RSV impacts all newborns and young infants. One or two of every 100 children will be hospitalized with a lower respiratory tract infection caused by RSV in the first six months of life, and virtually all children are infected with RSV at least once by the time they are 24 months of age. We finally have an effective tool for protecting all infants from RSV. By giving babies antibodies that prevent RSV infection during the period when they are most susceptible, we can reduce the number who need to see a doctor, go to the emergency room, or be hospitalized with pneumonia or bronchiolitis caused by RSV.
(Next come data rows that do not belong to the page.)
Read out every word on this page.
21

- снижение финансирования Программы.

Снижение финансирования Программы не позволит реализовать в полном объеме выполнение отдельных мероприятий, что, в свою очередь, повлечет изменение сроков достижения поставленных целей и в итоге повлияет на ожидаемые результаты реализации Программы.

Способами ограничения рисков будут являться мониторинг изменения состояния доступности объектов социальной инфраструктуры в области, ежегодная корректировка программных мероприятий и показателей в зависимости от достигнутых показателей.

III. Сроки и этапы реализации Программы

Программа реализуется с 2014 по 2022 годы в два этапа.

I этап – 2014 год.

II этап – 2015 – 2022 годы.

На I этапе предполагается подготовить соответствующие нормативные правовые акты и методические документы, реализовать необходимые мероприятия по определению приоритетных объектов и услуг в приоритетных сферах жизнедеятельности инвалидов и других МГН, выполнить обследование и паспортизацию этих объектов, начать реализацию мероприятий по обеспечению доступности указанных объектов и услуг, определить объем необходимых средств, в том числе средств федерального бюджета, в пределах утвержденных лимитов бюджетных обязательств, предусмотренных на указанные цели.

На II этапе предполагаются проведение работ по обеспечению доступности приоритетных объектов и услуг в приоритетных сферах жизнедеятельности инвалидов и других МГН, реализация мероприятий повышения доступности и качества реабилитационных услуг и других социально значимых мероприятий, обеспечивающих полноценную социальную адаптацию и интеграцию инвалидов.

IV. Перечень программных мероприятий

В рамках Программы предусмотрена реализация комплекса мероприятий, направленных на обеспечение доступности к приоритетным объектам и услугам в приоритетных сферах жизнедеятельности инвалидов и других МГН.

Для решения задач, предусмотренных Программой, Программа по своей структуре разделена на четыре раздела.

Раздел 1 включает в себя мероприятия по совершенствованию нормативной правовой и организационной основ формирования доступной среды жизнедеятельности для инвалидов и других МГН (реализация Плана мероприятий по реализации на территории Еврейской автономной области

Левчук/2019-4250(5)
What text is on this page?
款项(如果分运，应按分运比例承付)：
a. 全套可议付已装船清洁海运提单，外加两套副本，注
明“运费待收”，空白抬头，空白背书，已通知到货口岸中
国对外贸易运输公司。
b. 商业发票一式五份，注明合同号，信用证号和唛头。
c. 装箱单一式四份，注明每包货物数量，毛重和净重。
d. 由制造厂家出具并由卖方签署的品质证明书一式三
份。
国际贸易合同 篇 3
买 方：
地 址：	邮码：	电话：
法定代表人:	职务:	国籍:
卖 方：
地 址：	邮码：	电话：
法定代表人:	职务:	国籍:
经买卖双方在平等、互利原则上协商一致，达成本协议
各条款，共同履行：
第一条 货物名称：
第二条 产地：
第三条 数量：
How do you administer nirsevimab?

While nirsevimab is not a vaccine, its administered like one. Most patients should receive a single intramuscular (IM) injection. Some patients in their second season will require two injections given at the same time. Nirsevimab can be given at the same time as all recommended vaccines. If the patient is getting two vaccines plus nirsevimab in the same leg, the doses should be separated by at least one inch, and you should ensure that your team has a consistent way to document the three doses in one limb. Likewise, in the same way that there is a Vaccine Information Statement (VIS) for vaccines, a patient information sheet for nirsevimab is also available (see “Resources” section at the end of this article). If you use an electronic health record (EHR), ensure that the nirsevimab dose can be recorded in your patients’ immunization records, so that central registries can still record receipt.

In sum

From the outset, many anticipated that there would be obstacles for implementation of nirsevimab. But we also know how hard it is to manage an influx of RSV-positive patients, so some upfront work to improve rates of receipt of nirsevimab will surely help your patients — and your team — in the long run. Because implementation challenges may disproportionately impact certain patient populations or geographic regions, we will all need to work together to quickly identify and resolve logistical barriers, so that all infants can be protected. Finally, make sure you and your team are comfortable with the science related to this new tool, so that you can communicate a clear, consistent and strong recommendation.